Human Rights, and justice against those who deprive others of them, are fundamentally what the Pinochet decision is all about. And the Universal Declaration of Human Rights remains the most direct statement of what those rights should be, and provides the reference point by which governments are judged not just by their own citizens but the international community as well.
In deciding to allow Pinochet to be extradited to Spain to face trial for crimes against Spanish citizens in Chile, Jack Straw is, of course, doing no more than allowing a judgment by the Law Lords to stand. It would have been far harder for him to have intervened the other way. But it remains, none the less, a brave move. Against all the pressures of commerce and international diplomacy, in advance of any real precedent, the prime minister of one country has allowed the extradition of a dictator of another country for a trial in a third country.
Just where that takes the world of international law in the future remains to be seen. Indeed, what precisely happens to General Pinochet when he gets to Spain has yet to be worked out. Critics will still worry that somehow this was a matter best left to Chile to decide how they should pursue truth and reconciliation. Legal doubters will still feel that this is a judgment that owes as much as politics as it does to a independent reading of the law.

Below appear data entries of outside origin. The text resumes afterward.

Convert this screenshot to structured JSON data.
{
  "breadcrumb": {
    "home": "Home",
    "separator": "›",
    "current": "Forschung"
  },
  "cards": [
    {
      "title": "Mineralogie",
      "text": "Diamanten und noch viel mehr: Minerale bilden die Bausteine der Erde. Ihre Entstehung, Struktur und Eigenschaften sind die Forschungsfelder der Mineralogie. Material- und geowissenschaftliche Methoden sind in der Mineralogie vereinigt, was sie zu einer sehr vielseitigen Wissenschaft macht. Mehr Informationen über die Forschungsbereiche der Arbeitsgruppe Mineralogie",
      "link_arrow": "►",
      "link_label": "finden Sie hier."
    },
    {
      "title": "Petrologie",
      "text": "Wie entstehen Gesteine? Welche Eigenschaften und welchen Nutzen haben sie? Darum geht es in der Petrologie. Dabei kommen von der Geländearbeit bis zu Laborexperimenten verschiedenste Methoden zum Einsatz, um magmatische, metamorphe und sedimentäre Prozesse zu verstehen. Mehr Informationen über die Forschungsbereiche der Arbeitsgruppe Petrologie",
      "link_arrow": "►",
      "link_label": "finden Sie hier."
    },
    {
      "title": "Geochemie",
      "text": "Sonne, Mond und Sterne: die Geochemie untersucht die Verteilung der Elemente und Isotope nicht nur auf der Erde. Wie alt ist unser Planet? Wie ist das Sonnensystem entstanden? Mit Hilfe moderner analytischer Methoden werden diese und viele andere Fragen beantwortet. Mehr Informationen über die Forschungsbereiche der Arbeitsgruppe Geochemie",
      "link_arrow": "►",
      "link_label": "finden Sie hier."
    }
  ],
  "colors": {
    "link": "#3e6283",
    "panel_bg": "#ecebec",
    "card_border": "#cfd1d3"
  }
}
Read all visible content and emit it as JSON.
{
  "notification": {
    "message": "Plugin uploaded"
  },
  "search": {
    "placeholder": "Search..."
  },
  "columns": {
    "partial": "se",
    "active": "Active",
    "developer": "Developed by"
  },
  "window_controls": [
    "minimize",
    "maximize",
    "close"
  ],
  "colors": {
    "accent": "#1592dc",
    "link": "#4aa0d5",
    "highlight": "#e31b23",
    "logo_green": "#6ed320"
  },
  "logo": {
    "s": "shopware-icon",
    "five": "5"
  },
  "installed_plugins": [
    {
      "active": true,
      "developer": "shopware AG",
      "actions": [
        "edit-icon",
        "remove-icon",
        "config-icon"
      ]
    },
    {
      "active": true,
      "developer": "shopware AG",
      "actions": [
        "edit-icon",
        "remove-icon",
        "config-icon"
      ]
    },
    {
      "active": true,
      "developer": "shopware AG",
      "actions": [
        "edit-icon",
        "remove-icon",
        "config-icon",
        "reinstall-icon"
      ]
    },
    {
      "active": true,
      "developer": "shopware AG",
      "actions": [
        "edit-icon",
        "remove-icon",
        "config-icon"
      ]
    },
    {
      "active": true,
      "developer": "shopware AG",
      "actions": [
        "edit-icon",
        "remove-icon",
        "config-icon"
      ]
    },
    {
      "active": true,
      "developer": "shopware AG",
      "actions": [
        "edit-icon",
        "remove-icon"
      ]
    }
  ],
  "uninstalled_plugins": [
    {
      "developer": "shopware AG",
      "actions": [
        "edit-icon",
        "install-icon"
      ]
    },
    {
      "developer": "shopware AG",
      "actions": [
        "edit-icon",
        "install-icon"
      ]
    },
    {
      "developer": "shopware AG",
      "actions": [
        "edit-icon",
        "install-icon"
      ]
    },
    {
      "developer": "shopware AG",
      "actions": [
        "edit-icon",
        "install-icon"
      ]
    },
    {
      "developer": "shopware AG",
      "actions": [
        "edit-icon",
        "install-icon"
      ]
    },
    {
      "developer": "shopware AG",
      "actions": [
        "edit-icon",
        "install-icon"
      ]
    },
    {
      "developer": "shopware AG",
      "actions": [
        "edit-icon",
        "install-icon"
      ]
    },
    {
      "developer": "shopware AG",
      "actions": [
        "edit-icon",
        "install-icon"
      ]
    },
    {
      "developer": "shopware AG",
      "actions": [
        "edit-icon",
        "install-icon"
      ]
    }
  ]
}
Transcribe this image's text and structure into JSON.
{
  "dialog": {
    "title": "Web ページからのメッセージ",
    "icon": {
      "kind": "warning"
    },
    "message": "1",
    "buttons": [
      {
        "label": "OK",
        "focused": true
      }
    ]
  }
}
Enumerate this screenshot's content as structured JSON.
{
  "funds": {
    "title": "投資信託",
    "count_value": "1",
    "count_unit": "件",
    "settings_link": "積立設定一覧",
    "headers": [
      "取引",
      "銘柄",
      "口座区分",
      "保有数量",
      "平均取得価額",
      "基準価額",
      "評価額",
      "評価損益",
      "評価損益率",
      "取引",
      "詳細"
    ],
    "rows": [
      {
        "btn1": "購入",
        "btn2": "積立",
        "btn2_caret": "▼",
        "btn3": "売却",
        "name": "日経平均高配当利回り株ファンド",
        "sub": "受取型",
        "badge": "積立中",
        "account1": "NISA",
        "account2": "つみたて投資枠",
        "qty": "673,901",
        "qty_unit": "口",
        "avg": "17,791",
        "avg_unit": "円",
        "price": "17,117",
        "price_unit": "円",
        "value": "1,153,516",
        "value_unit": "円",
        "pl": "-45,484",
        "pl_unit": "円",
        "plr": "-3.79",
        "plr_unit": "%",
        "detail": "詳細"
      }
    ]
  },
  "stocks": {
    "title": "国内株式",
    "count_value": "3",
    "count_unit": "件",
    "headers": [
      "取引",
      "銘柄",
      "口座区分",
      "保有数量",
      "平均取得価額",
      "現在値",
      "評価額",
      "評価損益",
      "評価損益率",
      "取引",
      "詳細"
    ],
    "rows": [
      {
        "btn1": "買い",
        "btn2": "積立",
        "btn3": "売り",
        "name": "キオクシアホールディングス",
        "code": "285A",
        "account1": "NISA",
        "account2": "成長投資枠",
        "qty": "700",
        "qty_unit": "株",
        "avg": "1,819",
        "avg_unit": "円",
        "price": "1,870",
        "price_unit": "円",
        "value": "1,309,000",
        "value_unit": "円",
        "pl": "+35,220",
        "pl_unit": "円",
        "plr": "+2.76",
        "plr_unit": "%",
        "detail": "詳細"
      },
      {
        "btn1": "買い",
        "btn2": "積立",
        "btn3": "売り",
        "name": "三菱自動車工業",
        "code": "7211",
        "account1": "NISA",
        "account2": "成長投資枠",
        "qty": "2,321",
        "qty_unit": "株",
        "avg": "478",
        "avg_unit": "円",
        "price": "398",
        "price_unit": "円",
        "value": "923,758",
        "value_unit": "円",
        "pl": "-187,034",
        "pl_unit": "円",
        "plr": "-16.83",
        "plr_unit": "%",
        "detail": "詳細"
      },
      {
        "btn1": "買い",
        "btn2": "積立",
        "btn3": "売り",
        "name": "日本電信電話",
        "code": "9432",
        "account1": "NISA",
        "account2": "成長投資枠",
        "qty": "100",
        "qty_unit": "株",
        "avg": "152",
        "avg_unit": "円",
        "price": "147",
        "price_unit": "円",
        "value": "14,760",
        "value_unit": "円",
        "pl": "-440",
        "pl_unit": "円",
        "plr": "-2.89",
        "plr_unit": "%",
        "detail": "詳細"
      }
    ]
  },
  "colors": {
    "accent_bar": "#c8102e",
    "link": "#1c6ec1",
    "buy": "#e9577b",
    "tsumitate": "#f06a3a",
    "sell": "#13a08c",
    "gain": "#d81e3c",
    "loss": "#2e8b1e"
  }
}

Of course it does. That is the point. A few years ago such an extradition proceeding would never have been considered by a judge in Spain, or allowed by a cabinet minister in Britain. There wouldn't have been the extradition treaty, for a start. But then nor would there have been the political atmosphere in which politicians and judges came to their decisions.
The important point is that the world has changed, and changed profoundly. Human rights, or rather the lack of them, are an international concern being dealt with at international level in a way that has revolutionised the concept of sovereignty and the place of international law..
Whether this change is as a result of the Universal Declaration itself, or of the state leaders gathered yesterday at the United Nations in New York, can be doubted. The declaration embodies principles that have been largely ignored for generations, and are still ignored through half the world today.
No, the real importance of the Universal Declaration is not that it has made much difference but that, even today, 50 years after its publication, the values it sets down and the aspirations it proclaims for all remain as valid as they have ever been.
The great difference in time - and the development that must give the greatest cause for optimism - is that public opinion, the general sense of voters and citizens around the globe, has embraced the issue. Human rights are no longer considered to be simply a feature of liberal democracies, to be attained by others. Human rights are now considered to be just that: rights, which any citizen of any country has.
And the deprivation of those rights, through imprisonment, torture, kidnapping, massacre and censorship, is no longer considered just a matter for the country within which the sins are committed, but a matter of concern for everyone in the international community. Human rights are now part of everyone's agenda. The document setting them out is at hand. And the legal foundations are being laid, yesterday as much as tomorrow.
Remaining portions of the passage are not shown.